Now, when you run your Python file, await it to complete and examine our CSV file in a CSV file viewer, you’ll see the brand new columns, as pictured beneath.
For those who run your code a number of occasions, you’ll discover that the generated solutions differ barely. It’s because the code makes use of temperature=0.3
so as to add a little bit of creativity into its solutions, which is helpful for subjective subjects like clickbait.
Working with A number of Recordsdata
If you wish to robotically analyze a number of information, it is advisable first put them inside a folder and ensure the folder solely incorporates the information you’re fascinated with, to forestall your Python code from studying irrelevant information.

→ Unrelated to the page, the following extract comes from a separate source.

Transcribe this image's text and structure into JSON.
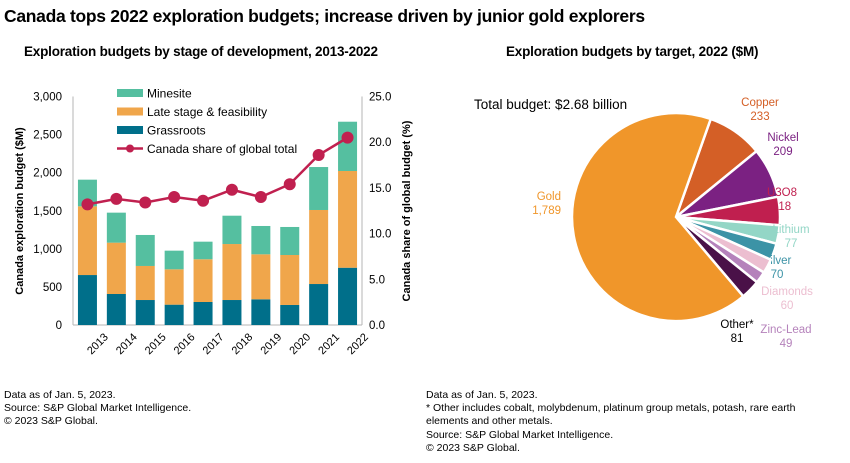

Then, set up the glob
library utilizing pip3 set up glob
and import it in your Python file utilizing import glob
.
In your Python file, use this code to get a listing of all of the information in your information folder:
data_files = glob.glob("data_folder/*")
Then put the code that does the evaluation in a for
loop:
for i in vary(len(data_files)):
Contained in the for
loop, learn the contents of every file like this for textual content information:
f = open(f"data_folder/{data_files[i]}", "r")
txt_data = f.learn()
Additionally like this for CSV information:
df = pd.read_csv(f"data_folder/{data_files[i]}")
As well as, be sure that to save lots of the output of every file evaluation right into a separate file utilizing one thing like this:
df.to_csv(f"output_folder/information{i}.csv", index=False)
Conclusion
Keep in mind to experiment together with your temperature parameter and alter it in your use case. In order for you the AI to make extra artistic solutions, enhance your temperature, and if you would like it to make extra factual solutions, be sure that to decrease it.
The mix of OpenAI and Python information evaluation has many purposes other than article and earnings name transcript evaluation. Examples embody information evaluation, ebook evaluation, buyer evaluate evaluation, and far more! That stated, when testing your Python code on massive datasets, be sure that to solely check it on a small a part of the total dataset to save lots of API credit and time.